January of 2014 was a combination of shock, excitement, terror, and exhaustion. After getting the positive pregnancy tests we decided to tell a few of our family members.
We told my parents by taking them flowers and telling them they were ‘flowers for Opa’ (my dad) – it took him a minute to figure it out and when he did he turned bright red and his eyes welled up with tears. It was very sweet.
When we told my mom she got it right away. I’d been carefully avoiding any alcohol through the holidays and while my dad doesn’t tend to notice things like that, my mom is quietly perceptive. She was also very excited.
The thing about my parents is that they love being grandparents, but have always been very, very careful not to ever put anything that could even being construed as pressure on my brother or myself to have children, so it made the telling that much more fun and specially.
The following day we went to talk to MamaLee’s major professor/direct entry midwife. I remember going to her office and Leah asking to talk with her with the door closed, and she knew right away. She was so excited for us and happy to be our midwife. I was relieved to have a care provider I trusted. She also told us we would schedule our first appointment for around week 10 or 11. I remember it felt like forever away at that point – the first twelve weeks were the longest.
Throughout the this, the second month of my pregnancy, I was exhausted and crampy, which made me quite nervous and quite thrilled. I continued to do most things, including working with the youth and young adults at our UU church, working full time (although there were times I worked at night when I couldn’t drag myself out of bed in the morning – so good to have a job with flexible hours), walking the dog, and generally trying to take care of myself.
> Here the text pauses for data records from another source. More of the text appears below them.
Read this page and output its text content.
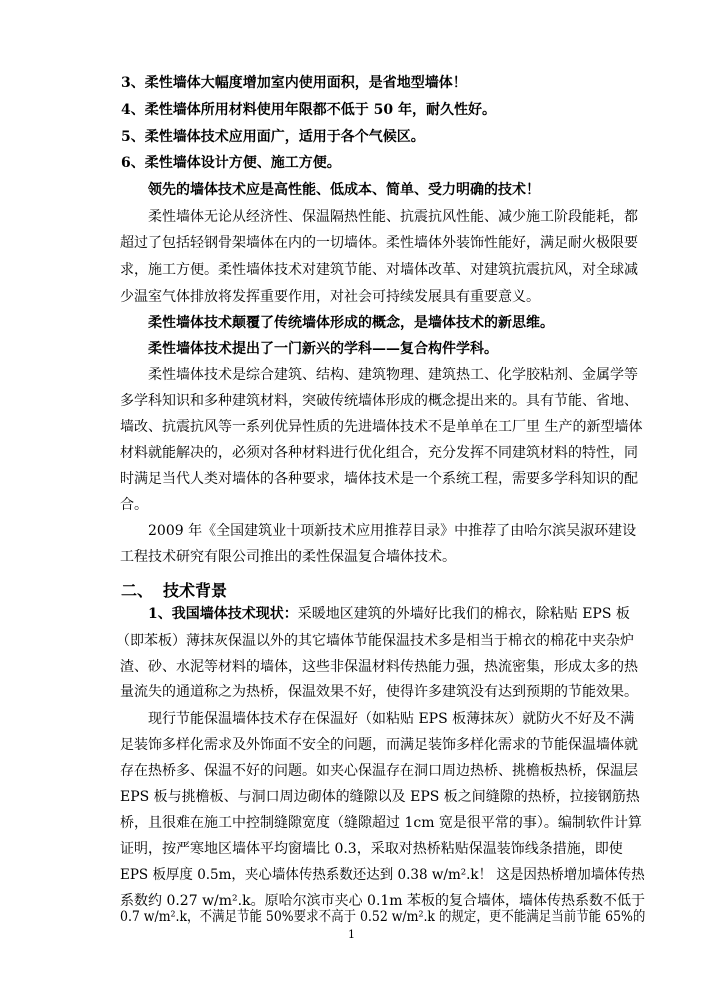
3、柔性墙体大幅度增加室内使用面积，是省地型墙体！
4、柔性墙体所用材料使用年限都不低于 50 年，耐久性好。
5、柔性墙体技术应用面广，适用于各个气候区。
6、柔性墙体设计方便、施工方便。
领先的墙体技术应是高性能、低成本、简单、受力明确的技术！
柔性墙体无论从经济性、保温隔热性能、抗震抗风性能、减少施工阶段能耗，都
超过了包括轻钢骨架墙体在内的一切墙体。柔性墙体外装饰性能好，满足耐火极限要
求，施工方便。柔性墙体技术对建筑节能、对墙体改革、对建筑抗震抗风，对全球减
少温室气体排放将发挥重要作用，对社会可持续发展具有重要意义。
柔性墙体技术颠覆了传统墙体形成的概念，是墙体技术的新思维。
柔性墙体技术提出了一门新兴的学科——复合构件学科。
柔性墙体技术是综合建筑、结构、建筑物理、建筑热工、化学胶粘剂、金属学等
多学科知识和多种建筑材料，突破传统墙体形成的概念提出来的。具有节能、省地、
墙改、抗震抗风等一系列优异性质的先进墙体技术不是单单在工厂里 生产的新型墙体
材料就能解决的，必须对各种材料进行优化组合，充分发挥不同建筑材料的特性，同
时满足当代人类对墙体的各种要求，墙体技术是一个系统工程，需要多学科知识的配
合。
2009 年《全国建筑业十项新技术应用推荐目录》中推荐了由哈尔滨吴淑环建设
工程技术研究有限公司推出的柔性保温复合墙体技术。
二、 技术背景
1、我国墙体技术现状：采暖地区建筑的外墙好比我们的棉衣，除粘贴 EPS 板
（即苯板）薄抹灰保温以外的其它墙体节能保温技术多是相当于棉衣的棉花中夹杂炉
渣、砂、水泥等材料的墙体，这些非保温材料传热能力强，热流密集，形成太多的热
量流失的通道称之为热桥，保温效果不好，使得许多建筑没有达到预期的节能效果。
现行节能保温墙体技术存在保温好（如粘贴 EPS 板薄抹灰）就防火不好及不满
足装饰多样化需求及外饰面不安全的问题，而满足装饰多样化需求的节能保温墙体就
存在热桥多、保温不好的问题。如夹心保温存在洞口周边热桥、挑檐板热桥，保温层
EPS 板与挑檐板、与洞口周边砌体的缝隙以及 EPS 板之间缝隙的热桥，拉接钢筋热
桥，且很难在施工中控制缝隙宽度（缝隙超过 1cm 宽是很平常的事）。编制软件计算
证明，按严寒地区墙体平均窗墙比 0.3，采取对热桥粘贴保温装饰线条措施，即使
EPS 板厚度 0.5m，夹心墙体传热系数还达到 0.38 w/m².k！ 这是因热桥增加墙体传热
系数约 0.27 w/m².k。原哈尔滨市夹心 0.1m 苯板的复合墙体，墙体传热系数不低于
0.7 w/m².k，不满足节能 50%要求不高于 0.52 w/m².k 的规定，更不能满足当前节能 65%的
1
I have had chronic migraines since I was pretty young, around 7 or 8, and I knew that they would either get way better, or way worse with pregnancy. Throughout the first trimester, I continued to get migraines, some of them quiet nasty, so I tried hard to take it very easy on myself. The hardest part was that I couldn’t take any pain killers, especially during the first trimester when all the organs are forming, so when I did get them (about once a week), I had to get by with heat and cold packs and dark rooms.
I did get a photo of my belly before anything started to show, which is funny to think about. I thought about taking a photo every week, but unfortunately that just ended up not being a priority. I am glad to have a shot of what I looked like before Bug!